Of course – there is a lot more of Longwood Gardens outside that in the conservatory. We walked out of the conservatory a few minutes before the 11:15 presentation of ‘Fountains Then and Now’ – and found seats in the front row on the terrace in front of the conservatory. Last time we had visited the gardens, the fountains were being renovated so we savored that a lot of what we remembered is still there plus there are high jets of water from air canons and nozzles that move to make arcs of water than move with the music. Afterwards we walked down to see the fountains closer and looked back toward the conservatory from the terrace of the big fountain. Under that terrace they now have some history of the fountain machinery….a little bit about how they got the water pressure needed originally and today. Part of the gardens (the Tower and Eye of Water) was closed off in preparation for the fireworks that were schedule for the evening (sold out long before we decided to visit) so the only perspective I got of the tower was from afar.
Then it was time for lunch. The air temperature was much hotter when we emerged from the café. We enjoyed the dahlias – and bees.
The garlic chives in the demonstration garden were popular with the bees as well.
There was a funnel spider with a web full of water droplets.

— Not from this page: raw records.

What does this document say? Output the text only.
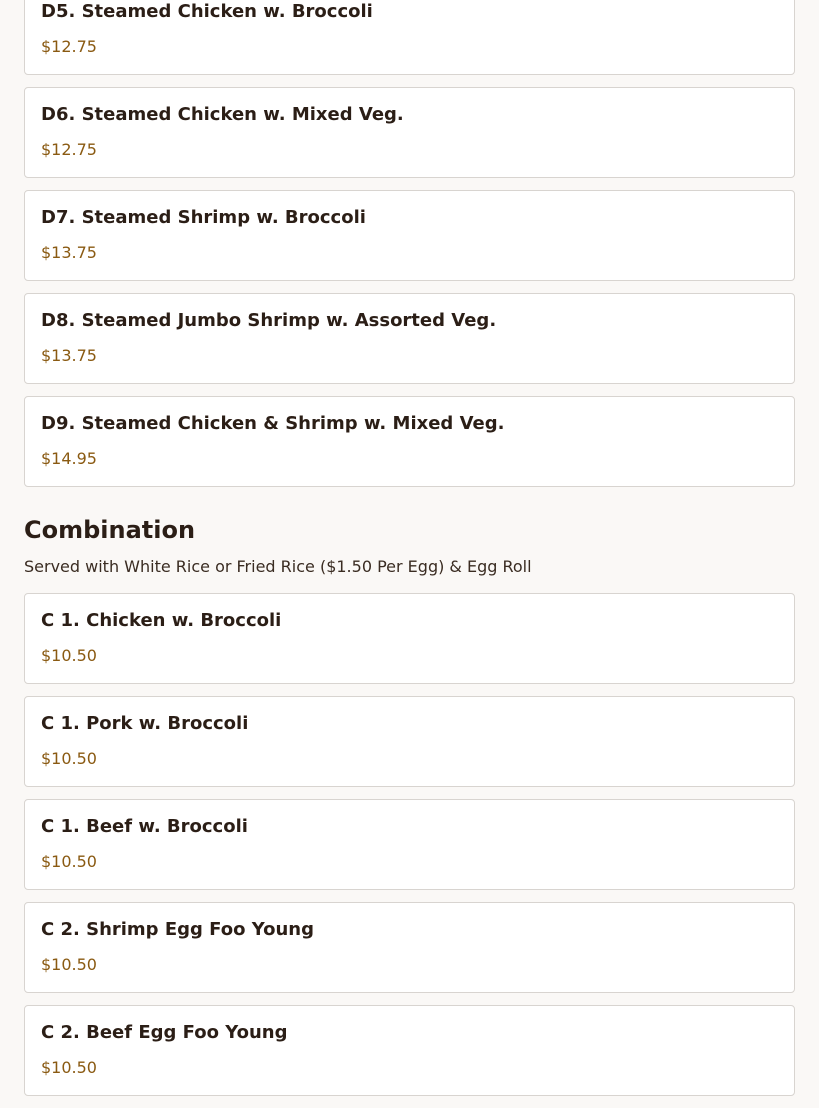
D5. Steamed Chicken w. Broccoli
$12.75
D6. Steamed Chicken w. Mixed Veg.
$12.75
D7. Steamed Shrimp w. Broccoli
$13.75
D8. Steamed Jumbo Shrimp w. Assorted Veg.
$13.75
D9. Steamed Chicken & Shrimp w. Mixed Veg.
$14.95
Combination
Served with White Rice or Fried Rice ($1.50 Per Egg) & Egg Roll
C 1. Chicken w. Broccoli
$10.50
C 1. Pork w. Broccoli
$10.50
C 1. Beef w. Broccoli
$10.50
C 2. Shrimp Egg Foo Young
$10.50
C 2. Beef Egg Foo Young
$10.50
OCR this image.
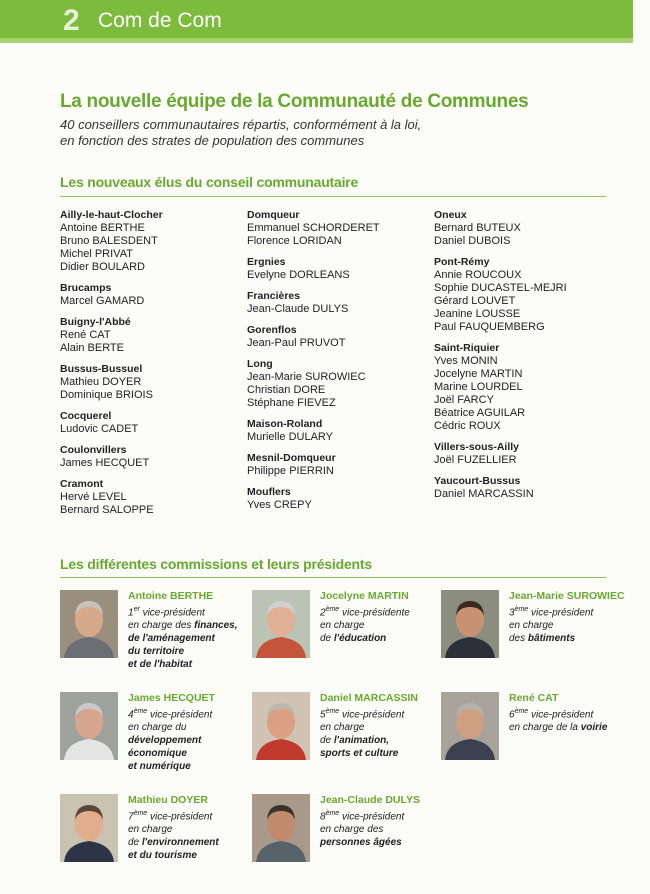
2 Com de Com
La nouvelle équipe de la Communauté de Communes
40 conseillers communautaires répartis, conformément à la loi,
en fonction des strates de population des communes
Les nouveaux élus du conseil communautaire
Ailly-le-haut-Clocher
Antoine BERTHE
Bruno BALESDENT
Michel PRIVAT
Didier BOULARD
Brucamps
Marcel GAMARD
Buigny-l'Abbé
René CAT
Alain BERTE
Bussus-Bussuel
Mathieu DOYER
Dominique BRIOIS
Cocquerel
Ludovic CADET
Coulonvillers
James HECQUET
Cramont
Hervé LEVEL
Bernard SALOPPE
Domqueur
Emmanuel SCHORDERET
Florence LORIDAN
Ergnies
Evelyne DORLEANS
Francières
Jean-Claude DULYS
Gorenflos
Jean-Paul PRUVOT
Long
Jean-Marie SUROWIEC
Christian DORE
Stéphane FIEVEZ
Maison-Roland
Murielle DULARY
Mesnil-Domqueur
Philippe PIERRIN
Mouflers
Yves CREPY
Oneux
Bernard BUTEUX
Daniel DUBOIS
Pont-Rémy
Annie ROUCOUX
Sophie DUCASTEL-MEJRI
Gérard LOUVET
Jeanine LOUSSE
Paul FAUQUEMBERG
Saint-Riquier
Yves MONIN
Jocelyne MARTIN
Marine LOURDEL
Joël FARCY
Béatrice AGUILAR
Cédric ROUX
Villers-sous-Ailly
Joël FUZELLIER
Yaucourt-Bussus
Daniel MARCASSIN
Les différentes commissions et leurs présidents
Antoine BERTHE
1er vice-président
en charge des finances,
de l'aménagement
du territoire
et de l'habitat
Jocelyne MARTIN
2ème vice-présidente
en charge
de l'éducation
Jean-Marie SUROWIEC
3ème vice-président
en charge
des bâtiments
James HECQUET
4ème vice-président
en charge du
développement
économique
et numérique
Daniel MARCASSIN
5ème vice-président
en charge
de l'animation,
sports et culture
René CAT
6ème vice-président
en charge de la voirie
Mathieu DOYER
7ème vice-président
en charge
de l'environnement
et du tourisme
Jean-Claude DULYS
8ème vice-président
en charge des
personnes âgées
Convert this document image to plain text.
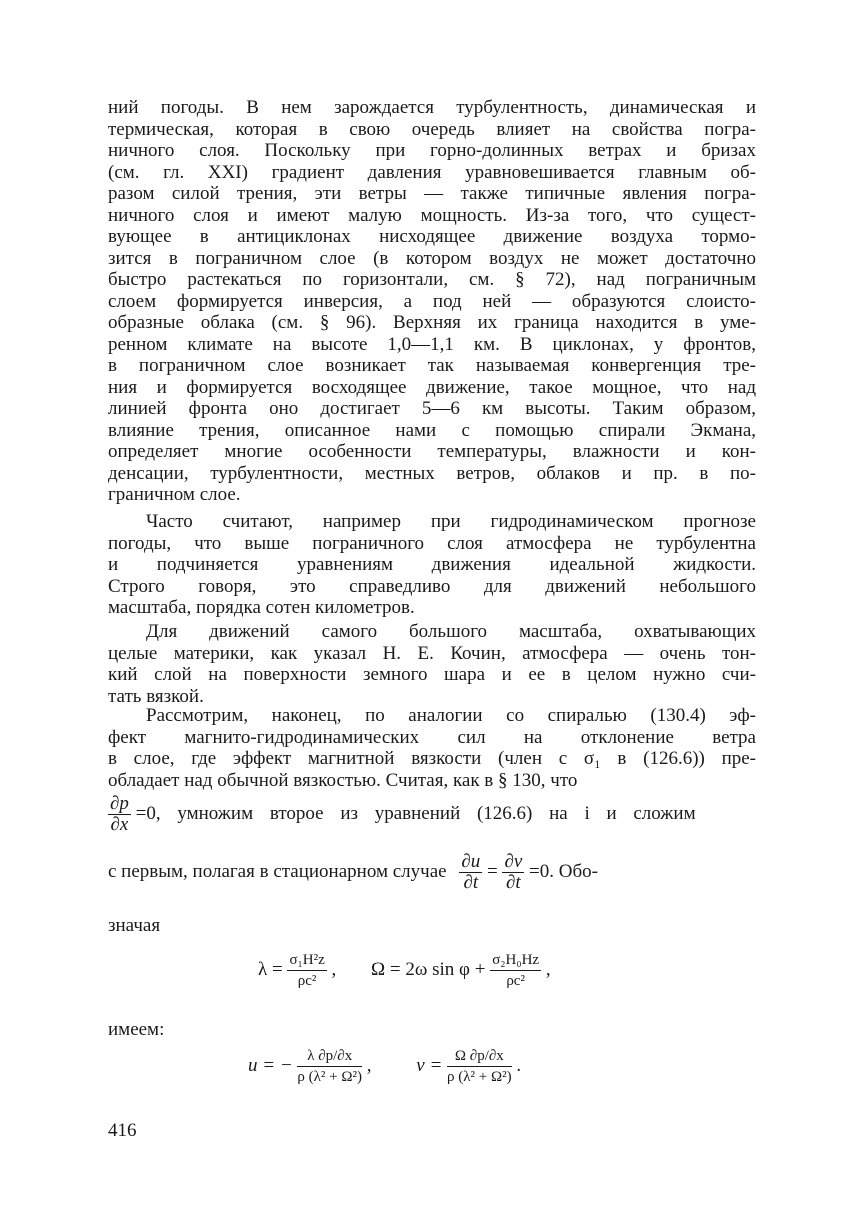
ний погоды. В нем зарождается турбулентность, динамическая и
термическая, которая в свою очередь влияет на свойства погра-
ничного слоя. Поскольку при горно-долинных ветрах и бризах
(см. гл. XXI) градиент давления уравновешивается главным об-
разом силой трения, эти ветры — также типичные явления погра-
ничного слоя и имеют малую мощность. Из-за того, что сущест-
вующее в антициклонах нисходящее движение воздуха тормо-
зится в пограничном слое (в котором воздух не может достаточно
быстро растекаться по горизонтали, см. § 72), над пограничным
слоем формируется инверсия, а под ней — образуются слоисто-
образные облака (см. § 96). Верхняя их граница находится в уме-
ренном климате на высоте 1,0—1,1 км. В циклонах, у фронтов,
в пограничном слое возникает так называемая конвергенция тре-
ния и формируется восходящее движение, такое мощное, что над
линией фронта оно достигает 5—6 км высоты. Таким образом,
влияние трения, описанное нами с помощью спирали Экмана,
определяет многие особенности температуры, влажности и кон-
денсации, турбулентности, местных ветров, облаков и пр. в по-
граничном слое.
Часто считают, например при гидродинамическом прогнозе
погоды, что выше пограничного слоя атмосфера не турбулентна
и подчиняется уравнениям движения идеальной жидкости.
Строго говоря, это справедливо для движений небольшого
масштаба, порядка сотен километров.
Для движений самого большого масштаба, охватывающих
целые материки, как указал Н. Е. Кочин, атмосфера — очень тон-
кий слой на поверхности земного шара и ее в целом нужно счи-
тать вязкой.
Рассмотрим, наконец, по аналогии со спиралью (130.4) эф-
фект магнито-гидродинамических сил на отклонение ветра
в слое, где эффект магнитной вязкости (член с σ₁ в (126.6)) пре-
обладает над обычной вязкостью. Считая, как в § 130, что
$\frac{\partial p}{\partial x} =0$, умножим второе из уравнений (126.6) на i и сложим
с первым, полагая в стационарном случае $\frac{\partial u}{\partial t} = \frac{\partial v}{\partial t} =0$. Обо-
значая
$\lambda = \frac{\text{σ₁H²z}}{\text{ρc²}}$ , Ω = 2ω $\sin \varphi + \frac{\text{σ₂H₀Hz}}{\text{ρc²}}$ ,
имеем:
u = − $\frac{\lambda \partial p/\partial x}{\text{ρ (λ² + Ω²)}}$ , $v = \frac{\Omega \partial p/\partial x}{\text{ρ (λ² + Ω²)}}$ .
416
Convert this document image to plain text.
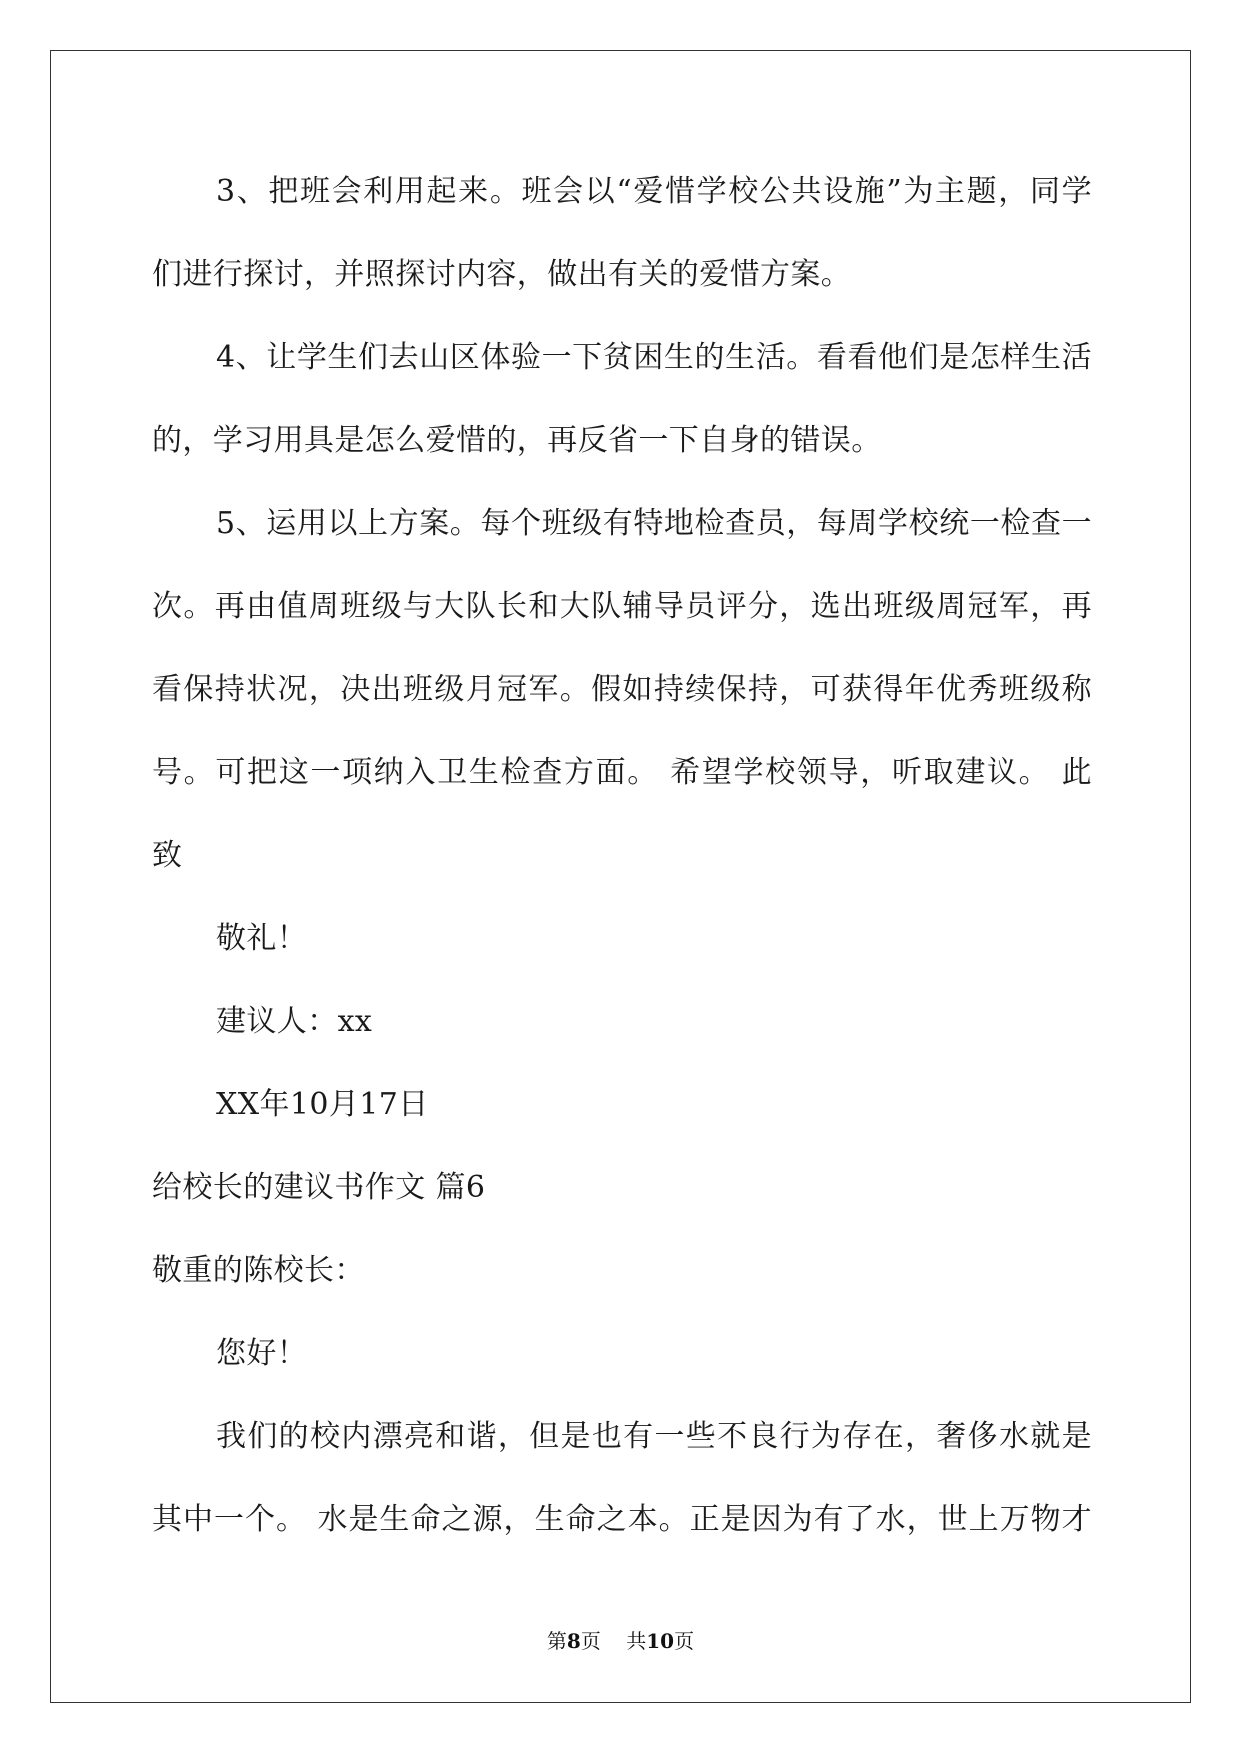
3、把班会利用起来。班会以“爱惜学校公共设施”为主题，同学
们进行探讨，并照探讨内容，做出有关的爱惜方案。
4、让学生们去山区体验一下贫困生的生活。看看他们是怎样生活
的，学习用具是怎么爱惜的，再反省一下自身的错误。
5、运用以上方案。每个班级有特地检查员，每周学校统一检查一
次。再由值周班级与大队长和大队辅导员评分，选出班级周冠军，再
看保持状况，决出班级月冠军。假如持续保持，可获得年优秀班级称
号。可把这一项纳入卫生检查方面。 希望学校领导，听取建议。 此
致
敬礼！
建议人：xx
XX年10月17日
给校长的建议书作文 篇6
敬重的陈校长：
您好！
我们的校内漂亮和谐，但是也有一些不良行为存在，奢侈水就是
其中一个。 水是生命之源，生命之本。正是因为有了水，世上万物才
第8页 共10页
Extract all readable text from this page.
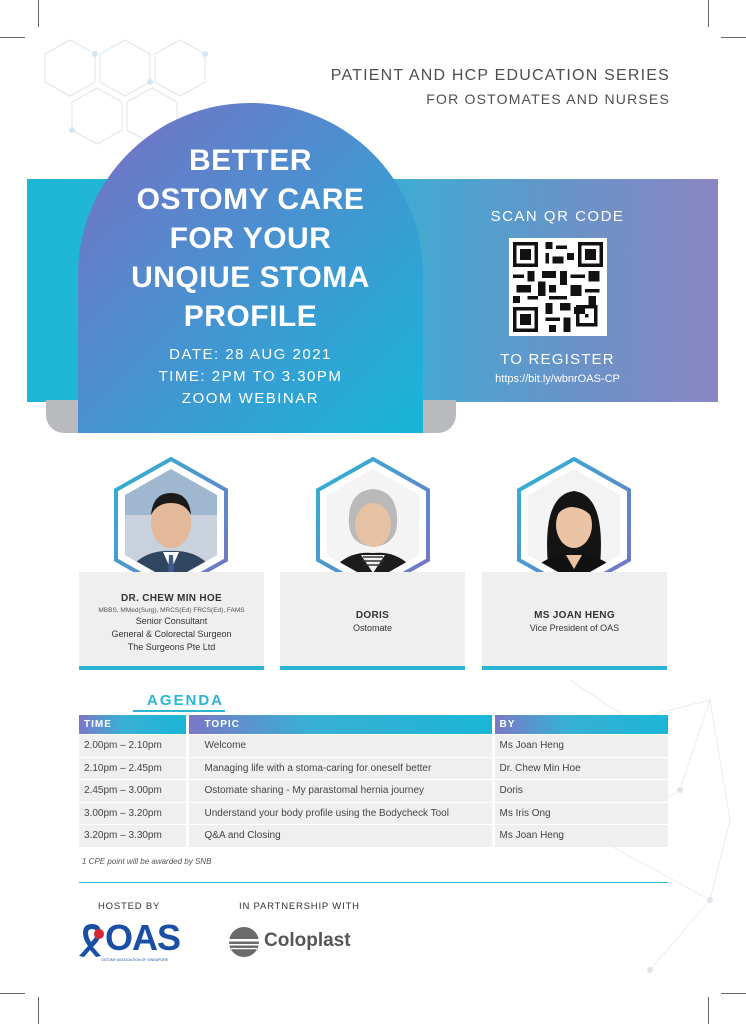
PATIENT AND HCP EDUCATION SERIES
FOR OSTOMATES AND NURSES
BETTER
OSTOMY CARE
FOR YOUR
UNQIUE STOMA
PROFILE
DATE: 28 AUG 2021
TIME: 2PM TO 3.30PM
ZOOM WEBINAR
SCAN QR CODE
TO REGISTER
https://bit.ly/wbnrOAS-CP
DR. CHEW MIN HOE
MBBS, MMed(Surg), MRCS(Ed) FRCS(Ed), FAMS
Senior Consultant
General & Colorectal Surgeon
The Surgeons Pte Ltd
DORIS
Ostomate
MS JOAN HENG
Vice President of OAS
AGENDA
TIME	TOPIC	BY
2.00pm – 2.10pm	Welcome	Ms Joan Heng
2.10pm – 2.45pm	Managing life with a stoma-caring for oneself better	Dr. Chew Min Hoe
2.45pm – 3.00pm	Ostomate sharing - My parastomal hernia journey	Doris
3.00pm – 3.20pm	Understand your body profile using the Bodycheck Tool	Ms Iris Ong
3.20pm – 3.30pm	Q&A and Closing	Ms Joan Heng
1 CPE point will be awarded by SNB
HOSTED BY	IN PARTNERSHIP WITH
OAS
OSTOMY ASSOCIATION OF SINGAPORE
Coloplast
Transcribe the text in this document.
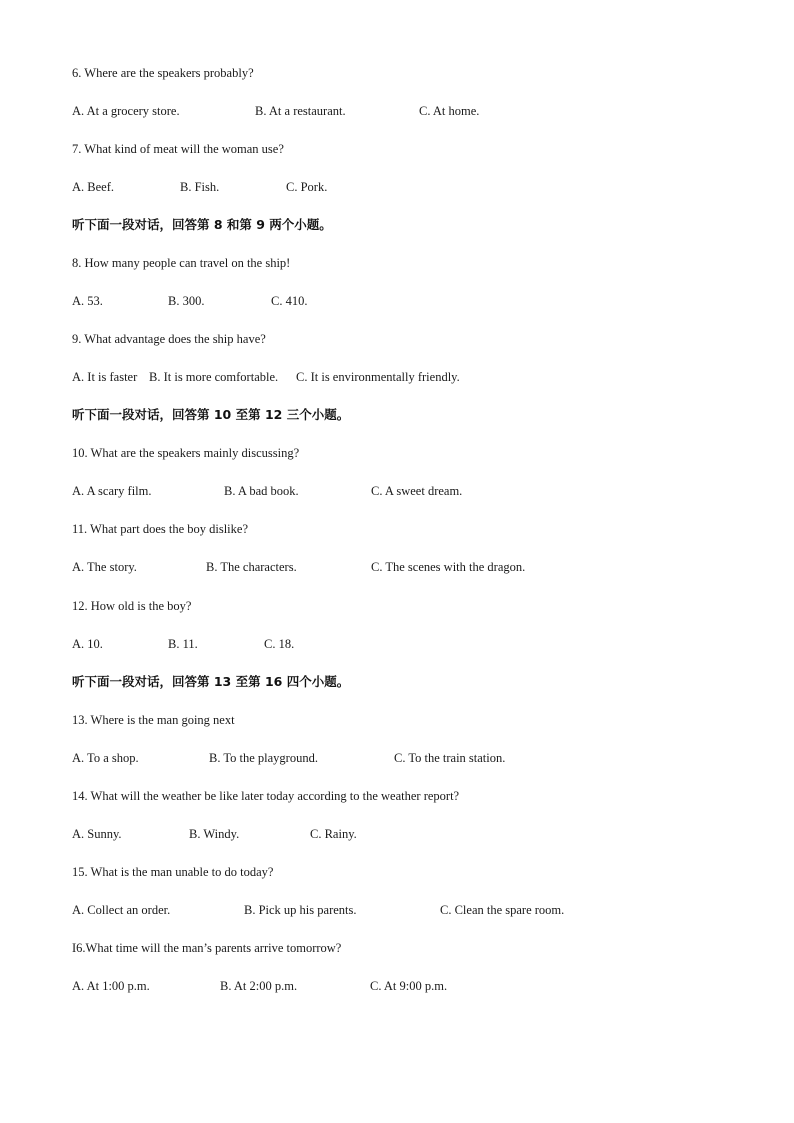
6. Where are the speakers probably?

A. At a grocery store.

	B. At a restaurant.

	C. At home.

7. What kind of meat will the woman use?

A. Beef.

	B. Fish.

	C. Pork.

听下面一段对话，回答第 8 和第 9 两个小题。
8. How many people can travel on the ship!

A. 53.

	B. 300.

	C. 410.

9. What advantage does the ship have?

A. It is faster

B. It is more comfortable.

C. It is environmentally friendly.

听下面一段对话，回答第 10 至第 12 三个小题。
10. What are the speakers mainly discussing?

A. A scary film.

	B. A bad book.

	C. A sweet dream.

11. What part does the boy dislike?

A. The story.

	B. The characters.

	C. The scenes with the dragon.

12. How old is the boy?

A. 10.

	B. 11.

	C. 18.

听下面一段对话，回答第 13 至第 16 四个小题。
13. Where is the man going next

A. To a shop.

	B. To the playground.

	C. To the train station.

14. What will the weather be like later today according to the weather report?

A. Sunny.

	B. Windy.

	C. Rainy.

15. What is the man unable to do today?

A. Collect an order.

	B. Pick up his parents.

	C. Clean the spare room.

I6.What time will the man’s parents arrive tomorrow?

A. At 1:00 p.m.

	B. At 2:00 p.m.

	C. At 9:00 p.m.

We walked past the fountains again to the formal garden rooms. I noticed some stone walls and realized that they probably told the geology story of the place.
I always like the stairs with water in the Italian Garden…but it was so hot – with no breeze - by the time we were there that the shade and water did not restore draining energy.
We walked along a boardwalk in the meadow full of joe pye weed and goldenrod on the way back to the visitor center. We cooled off walking around the gift store before starting the drive home.